Week 57
A week of snow, proper snow, and just what you would expect in early February. Schools closed for three days of the week, fifty plus kids chucking snow at each other on the recreation ground, abundant opportunities to sledge and slide and a hard time for the creatures of the parish. Our bird feeders in the garden are emptying at an incredible rate. The feeders in the wood are hammered by all and sundry, while the flattened Maize is a hive of activity. It is a hard time for flora and fauna but all will feel the benefit of “proper winter conditions in winter time” later in the year.
The highlight of the week? The midweek presentation by the leader of The National Trout and Grayling Strategy group at Sparsholt College. After getting lost in a college that I attended over twenty years ago and is now unrecognisable having tripled in size I eventually found my way to a free glass of wine and a sixty minute PowerPoint presentation, stating “The Facts” behind the proposed Brown Trout stocking policy. As well as a few humble keepers and riparian owners there was a sprinkling of Sparsholt students, and some particularly “Big Noises” from the Environment Agency and Institute of Fishery Management. The letter that I will be posting to various attendees follows:
Thank you for your kind invitation to attend the IFM meeting on the 4th February to hear Dr Shields explain the Scientific thinking on which future Brown Trout Stocking Policy is to be decided. PI recently attended a meeting of the Southern branch of the IFM where Dr Brian Shields was to explain “The Facts” behind the Trout & Grayling strategy. I attended with an open mind but am sorry to say that I remain unconvinced that it is the best way forward for the stretch of river that I am responsible for. The EA require full compliance by 2015 when all Brown Trout stocked must be triploid, or diploid raised under a “suitable” rearing scheme from a distinct indigenous stock, the second option having more merit than the first, although it was intimated that this was not to be encouraged.

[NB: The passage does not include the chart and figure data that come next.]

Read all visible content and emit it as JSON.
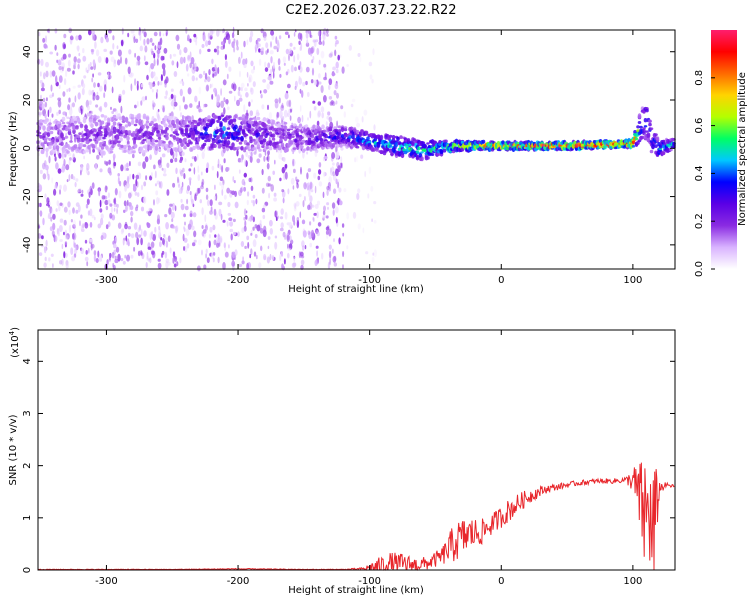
{
  "page": {
    "title": "C2E2.2026.037.23.22.R22"
  },
  "chart_data": [
    {
      "type": "heatmap",
      "title": "",
      "xlabel": "Height of straight line (km)",
      "ylabel": "Frequency (Hz)",
      "xlim": [
        -352,
        132
      ],
      "ylim": [
        -50,
        49
      ],
      "x_ticks": [
        -300,
        -200,
        -100,
        0,
        100
      ],
      "x_tick_labels": [
        "-300",
        "-200",
        "-100",
        "0",
        "100"
      ],
      "y_ticks": [
        -40,
        -20,
        0,
        20,
        40
      ],
      "y_tick_labels": [
        "-40",
        "-20",
        "0",
        "20",
        "40"
      ],
      "colorbar": {
        "label": "Normalized spectral amplitude",
        "range": [
          0,
          1
        ],
        "ticks": [
          0.0,
          0.2,
          0.4,
          0.6,
          0.8
        ],
        "tick_labels": [
          "0.0",
          "0.2",
          "0.4",
          "0.6",
          "0.8"
        ],
        "colors": [
          "#ffffff",
          "#d9b3ff",
          "#8a2be2",
          "#5a00e6",
          "#0000ff",
          "#00c8ff",
          "#00ff64",
          "#b4ff00",
          "#ffd400",
          "#ff6a00",
          "#ff0000",
          "#ff1e6e"
        ]
      },
      "band": {
        "x": [
          -352,
          -300,
          -250,
          -210,
          -190,
          -150,
          -120,
          -100,
          -80,
          -60,
          -50,
          -30,
          0,
          50,
          100,
          105,
          110,
          115,
          120,
          132
        ],
        "center_hz": [
          5,
          6,
          6,
          7,
          6,
          4,
          5,
          3,
          1,
          -1,
          0,
          1,
          1,
          1,
          2,
          8,
          12,
          3,
          0,
          2
        ],
        "halfwidth_hz": [
          7,
          8,
          7,
          7,
          7,
          5,
          4,
          4,
          4,
          4,
          3,
          2,
          1.5,
          1.5,
          1.5,
          6,
          8,
          6,
          3,
          2
        ],
        "peak_amplitude": [
          0.2,
          0.22,
          0.2,
          0.45,
          0.3,
          0.25,
          0.35,
          0.45,
          0.5,
          0.55,
          0.55,
          0.7,
          0.85,
          0.9,
          0.9,
          0.5,
          0.4,
          0.35,
          0.5,
          0.45
        ]
      },
      "scatter_regions": [
        {
          "x_range": [
            -352,
            -120
          ],
          "y_range": [
            -50,
            49
          ],
          "amplitude": 0.15
        },
        {
          "x_range": [
            -120,
            -95
          ],
          "y_range": [
            -50,
            49
          ],
          "amplitude": 0.05
        }
      ],
      "grid": false
    },
    {
      "type": "line",
      "title": "",
      "xlabel": "Height of straight line (km)",
      "ylabel": "SNR (10 * v/v)",
      "y_multiplier_label": "(x10",
      "y_multiplier_exponent": "4",
      "y_multiplier_close": ")",
      "xlim": [
        -352,
        132
      ],
      "ylim": [
        0,
        4.6
      ],
      "x_ticks": [
        -300,
        -200,
        -100,
        0,
        100
      ],
      "x_tick_labels": [
        "-300",
        "-200",
        "-100",
        "0",
        "100"
      ],
      "y_ticks": [
        0,
        1,
        2,
        3,
        4
      ],
      "y_tick_labels": [
        "0",
        "1",
        "2",
        "3",
        "4"
      ],
      "series": [
        {
          "color": "#e8262b",
          "envelope": {
            "x": [
              -352,
              -300,
              -250,
              -200,
              -150,
              -120,
              -105,
              -95,
              -85,
              -75,
              -65,
              -55,
              -45,
              -35,
              -25,
              -15,
              -5,
              5,
              15,
              25,
              35,
              45,
              55,
              65,
              75,
              85,
              95,
              100,
              105,
              108,
              110,
              112,
              114,
              116,
              118,
              120,
              125,
              132
            ],
            "baseline": [
              0.01,
              0.01,
              0.01,
              0.02,
              0.01,
              0.01,
              0.02,
              0.05,
              0.1,
              0.1,
              0.08,
              0.12,
              0.25,
              0.5,
              0.65,
              0.7,
              0.9,
              1.1,
              1.3,
              1.45,
              1.55,
              1.6,
              1.65,
              1.68,
              1.7,
              1.7,
              1.72,
              1.7,
              1.3,
              1.0,
              0.8,
              1.2,
              0.5,
              0.4,
              1.1,
              1.55,
              1.62,
              1.6
            ],
            "noise": [
              0.01,
              0.01,
              0.01,
              0.02,
              0.01,
              0.01,
              0.05,
              0.3,
              0.45,
              0.4,
              0.3,
              0.25,
              0.35,
              0.8,
              0.7,
              0.5,
              0.4,
              0.45,
              0.35,
              0.25,
              0.15,
              0.12,
              0.1,
              0.1,
              0.1,
              0.1,
              0.12,
              0.5,
              1.5,
              2.0,
              3.0,
              1.5,
              2.8,
              3.2,
              1.5,
              0.3,
              0.1,
              0.05
            ]
          }
        }
      ],
      "grid": false
    }
  ]
}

During the presentation, a spokesman for the Wild Trout lobby stated that a twelve mile stretch of the middle Test had been stocked with triploids for some years, Inexplicably, no investigation into the impact of this stocking policy on fish populations in that stretch of river has been carried out.
I am not anti triploid and recognise that in some situations there is merit to them being used, but concerns remain about the public perception of a National Strategy that hangs its hat on the use of an engineered fish that has been banned in Germany on grounds of its GM status, and flies in the face of current thinking on animal production, where all things organic and natural are king.
Concerns were also raised that the Strategy had deflected from real issues of concern in the Test Valley, namely the decline in the Grayling population in the middle river, deterioration in water quality, rampant avian predation and a drop off in some habitat management practices.
Brief mention was made of a recent three-year study by The Game Conservancy on forty-eight sites on seven rivers that concluded:
“There was no statistically significant drop in abundance, biomass or growth of wild Brown Trout in upland and lowland rivers when stocking took place.”
“Stocking did not cause displacement of wild Brown Trout in upland and lowland rivers.”
Studies in America have produced similar results with wild populations of Rainbow Trout in Oregon alongside a prolonged history of stocking with hatchery reared Rainbows. As have studies by The Danish Institute for Fisheries research that found that genetic introgression by hatchery trout had occurred in only two of the five wild fish populations studied.
Scientific study backs up both sides of the debate, plus the bit in the middle, and around the edge. Proof positive that, what is the best strategy for one river and it’s population of fish, may not be the best strategy for another. Regional policies would far better serve the Brown Trout of these Isles, than the National Strategy that the EA is currently ramming home and hopes to have in place by 2015.
Several people at the presentation raised the question of how an under funded and overstretched EA hope to enforce this National Strategy, For compliance to be achieved by 2015 the EA needs the cooperation of people managing the fisheries to make the strategy work, everyone has to believe that it is the way forward and buy into the strategy. For the stretch of river that I am responsible for, much of the current strategy is akin to a crackpot expedition to hunt Yeti and Unicorn.
Show me the Yeti, and not just a few indistinct footprints in the snow and I may buy in. lease pass on my thanks to Dr Shields for braving the weather to give us an informative presentation.